When invoking the method org.apache.poi.hslf.usermodel.RichTextRun.getText() an exception is thrown - StringIndexOutOfBoundsException. It seems that the length member of this instance has a very big value (1572863), while the getText() method of the TextRun returns a shorter String (55).
Created attachment 19158 [details] ppt example
Nick, It looks like the definition of the potential paragraph properties in StyleTextPropAtom was wrong. I added the following property to the end: new TextProp(2, 0x200000, "para_unknown_7") With this change everything works right. I don't know what it means. Just read it and make sense out of it later. The patch is attached.
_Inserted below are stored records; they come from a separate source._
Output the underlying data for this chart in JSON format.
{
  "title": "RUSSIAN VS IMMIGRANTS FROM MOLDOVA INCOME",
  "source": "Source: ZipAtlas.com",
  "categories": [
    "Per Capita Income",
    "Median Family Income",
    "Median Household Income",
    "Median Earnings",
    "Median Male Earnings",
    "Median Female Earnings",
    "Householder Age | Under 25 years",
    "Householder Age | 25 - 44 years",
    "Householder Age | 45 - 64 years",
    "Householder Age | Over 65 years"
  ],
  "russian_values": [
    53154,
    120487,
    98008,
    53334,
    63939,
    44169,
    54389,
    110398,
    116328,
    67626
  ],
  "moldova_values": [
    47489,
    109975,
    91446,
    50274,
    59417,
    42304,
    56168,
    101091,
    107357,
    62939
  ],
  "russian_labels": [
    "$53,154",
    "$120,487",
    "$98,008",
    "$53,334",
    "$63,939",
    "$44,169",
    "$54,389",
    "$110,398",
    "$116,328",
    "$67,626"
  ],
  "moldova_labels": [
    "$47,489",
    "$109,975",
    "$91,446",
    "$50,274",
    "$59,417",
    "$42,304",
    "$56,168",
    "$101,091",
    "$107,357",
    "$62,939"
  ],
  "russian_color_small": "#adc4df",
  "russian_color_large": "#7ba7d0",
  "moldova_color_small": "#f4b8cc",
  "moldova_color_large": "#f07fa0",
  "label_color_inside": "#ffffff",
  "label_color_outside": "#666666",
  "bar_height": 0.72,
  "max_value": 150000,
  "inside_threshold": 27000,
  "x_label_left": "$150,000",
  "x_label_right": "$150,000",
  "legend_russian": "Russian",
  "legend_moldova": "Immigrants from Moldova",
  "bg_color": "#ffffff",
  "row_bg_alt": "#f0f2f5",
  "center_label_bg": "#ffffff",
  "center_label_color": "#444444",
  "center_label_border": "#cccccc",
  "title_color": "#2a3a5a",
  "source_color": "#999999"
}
Regards, Yegor
Created attachment 19172 [details] The patch with the fix
Created attachment 19173 [details] ppt to add to src\scratchpad\testcases\org\apache\poi\hslf\data
Created attachment 19174 [details] Modified test case
Created attachment 19175 [details] Modified StyleTextPropAtom
The data format used in StyleTextPropAtom is so stupid and brittle I'm amazed we haven't had one of these before... If we don't know about all the different properties (especially the ones at the end), we'll think we're done with one set of properties, when there's still data left for it (since you can't tell that). We'll then try and treat the next bit of data as the start of a new set of properties, even though it's the data for the last one. Thus, we end up with really silly values for text length, because they're near the start :( Good spot, cheers for the patch. I've committed it.